Segunda-feira, 9 de Setembro de 2002

Portugal não é um caso dos mais complicados em termos de privacidade e direitos cívicos, a julgar pela leitura do estudo "Privacidade e Direitos Humanos 2002", do Electronic Privacy Information Center (EPIC) e da Privacy International.

O documento analisa o articulado da Constituição Portuguesa no que se refere à protecção da privacidade, o segredo das comunicações e protecção de dados, a Lei da Protecção de Dados Pessoais de 1998, adoptada da directiva comunitária e fiscalizada pela Comissão Nacional de Protecção de Dados (com dados estatísticos e exemplos até 2000), e passa ao de leve pela legislação sobre crime informático, pelo acesso a documentos administrativos ou por outras convenções assinadas por Portugal no âmbito do Conselho da Europa ou da OCDE.

No entanto, não são abordados alguns dos casos ocorridos após o 11 de Setembro. Logo no final desse mês, o governo do então primeiro-ministro António Guterres aprovou, em Conselho de Ministros, uma proposta de lei para modificar a classificação de documentos, visando restringir o acesso a documentos de segurança interna e externa, relações externas e sobre questões económicas e financeiras, bem como de investigação criminal, técnica e científica e sobre a intimidade das pessoas.

As questões polémicas prendiam-se com a classificação das questões económicas e a manutenção da classificação mesmo no âmbito de processos judiciais. Ao PÚBLICO de 19 de Outubro, o deputado João Cravinho (do Partido Socialista), ironizava: "É uma filosofia inspirada noutros casos europeus mas não me parece válida. A não ser que os documentos a esconder dos cidadãos sejam tantos que já não há ministro que chegue para classificar, é preciso desconcentrar." E concluía que "o problema é que isto é para impedir a discussão pública de documentos que deveriam ser debatidos na opinião pública".

Também em Outubro, António Guterres anunciou a intenção de criar uma base nacional de ADN a partir da recolha de elementos como a saliva, unhas ou cabelo - um projecto benéfico "se Portugal se tornar activo e fizer 10 ou 15 anos antes o que inevitavelmente terá de fazer mais tarde", afirmava à agência Lusa o secretário de Estado da Justiça, Diogo Machado, no início de Novembro. A ideia não era nova e tinha sido abordada publicamente por Duarte Nuno Vieira, presidente do Instituto Nacional de Medicina Legal, reclamando um necessário debate público (PÚBLICO de 20-6-2001).

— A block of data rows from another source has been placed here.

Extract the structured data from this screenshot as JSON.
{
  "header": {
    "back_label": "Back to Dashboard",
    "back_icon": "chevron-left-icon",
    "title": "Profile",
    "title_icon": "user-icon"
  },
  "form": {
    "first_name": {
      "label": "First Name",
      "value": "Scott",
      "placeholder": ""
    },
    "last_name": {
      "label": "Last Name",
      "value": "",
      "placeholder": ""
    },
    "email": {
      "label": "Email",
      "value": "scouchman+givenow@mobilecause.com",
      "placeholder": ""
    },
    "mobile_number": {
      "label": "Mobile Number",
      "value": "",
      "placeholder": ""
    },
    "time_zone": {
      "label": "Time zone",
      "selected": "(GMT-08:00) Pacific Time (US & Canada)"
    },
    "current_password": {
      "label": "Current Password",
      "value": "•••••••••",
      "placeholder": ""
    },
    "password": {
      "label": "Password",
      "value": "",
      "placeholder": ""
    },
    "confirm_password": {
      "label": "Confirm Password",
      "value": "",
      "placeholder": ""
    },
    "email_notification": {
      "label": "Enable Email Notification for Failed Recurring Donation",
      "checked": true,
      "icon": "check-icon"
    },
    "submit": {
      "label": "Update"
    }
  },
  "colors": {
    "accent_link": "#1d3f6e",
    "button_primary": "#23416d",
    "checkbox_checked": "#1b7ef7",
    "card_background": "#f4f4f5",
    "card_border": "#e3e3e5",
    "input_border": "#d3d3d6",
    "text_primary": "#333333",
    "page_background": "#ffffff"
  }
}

Ainda no âmbito da privacidade na saúde, a Juventude Socialista avançava em Dezembro com um anteprojecto para tornar obrigatório o rastreio de doenças infecto-contagiosas, obrigando a ter um comprovativo de testes realizados ao HIV, às hepatites ou à tuberculose para a emissão ou renovação do bilhete de identidade. A resposta veio novamente de dentro das hostes socialistas, pela deputada Ana Benavente: a proposta é "totalitária e autoritária".

Já neste ano, em Fevereiro, o semanário "Expresso" revelava que a empresa que criou as pulseiras electrónicas para os presos em liberdade condicionada pensa usá-las na saúde (para "doentes que sofrem da doença de Alzheimer ou toxicodependentes em tratamento") ou na educação - "com alunos, nos recreios das escolas e em excursões ou visitas de estudo; neste caso, as pulseiras são substituídas por um aparelho que se pode pendurar ao pescoço".

Em Maio, foi a vez de a Optimus ser processada por um cliente, no âmbito de uma história complicada, em que a operadora telefónica forneceu à Polícia Judiciária uma lista de dados confidenciais de telefonemas do cliente sem que a autoridade policial tivesse apresentado qualquer mandado judicial - apenas um pedido de listagem "imprescindível para a investigação do inquérito-crime", segundo então revelou o "Portugal Diário".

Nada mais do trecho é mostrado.